社内コミュニケーションがうまくいく《ほっとひと息ヒント集 Vol.73
伝えれば済むことは伝えましょ♪
9月に入っても暑い日が続いていますが、それでも夜には鈴虫など秋の虫の音色に涼しさを感じるようになりました。秋の訪れを感じつつ、夏の疲れが出やすい時期でもありますので、身体はもちろんのこと、注意力などの低下にもご注意くださいね。
さて、今回のテーマは「伝えれば済むことは伝えましょ♪」です。暑さなどで疲れることでイライラしやすくなることもあるかと思います。だからこそ、軽やかに伝えて、イライラを増幅させないようにしたいものです。

先日、特急列車の指定席車両に乗っていたときのことです。私の前の座席(窓側)が空いていて、通路側の座席にはすでに座っている方がいました。そこに、その窓側の座席の乗客がいらしたのですが、ちょうど通路側の方が荷物を置いていたようです。
皆さんだったら、座ろうとした自分の座席に隣の人が荷物を置いている状態だったら、どうしますか?

その方は、マスクをしていても責めている顔なのがわかるくらいに眉間にしわを寄せて、通路に立ったままその隣の方をにらみつけていました。すぐに、通路側の方も気づいて、会釈をしながら荷物をどけていました。その結果、ご自分の座席に座れたのですが、ドンッと座ると、ガッと背もたれを倒してスマホを見始めました。
私はこの出来事を後ろの席で眺めながら、あんなに不機嫌全開な態度をとってしまうと、その後も隣同士で座り続けることになるのに、気疲れしないのだろうか、と勝手な心配をしていました。確かに、他の人の指定席に荷物を置くのは良くありません。でも、つい、ということもありますよね。
「そちら、座ります」「そこ、私の座席です」と穏やかに伝えるだけで、荷物をどけてもらえるでしょうし、相手の方も恐縮しすぎなくて済むことで、自分の居心地も良い状態を保てる気がします。

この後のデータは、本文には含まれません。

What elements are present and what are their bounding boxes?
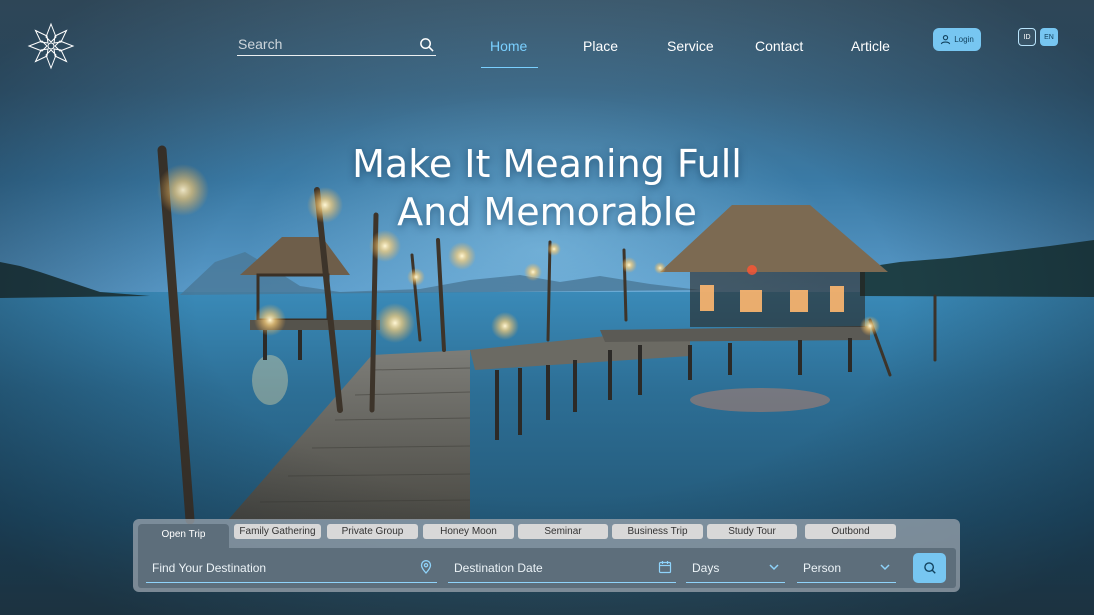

短時間関わるだけの他人でも、心地よくありたいものですし、これが職場の人同士だったら、と想像してみるとどうでしょう?相手に非があるとしても、不機嫌全開になる必要はないですし、これが繰り返されると、「心地よくない人」「心地よくない場所」になってしまいます。
気持ちよく伝えれば済むことは伝えてスッキリ解決したいものです。それが苦手な人は、「べき論(こうあるべき)」が強いのかもしれません。相手にも事情があるのかも、ついウッカリかも、と考えて、誰にでもあるな、お互い様だな、と思えたら楽に過ごせそうです。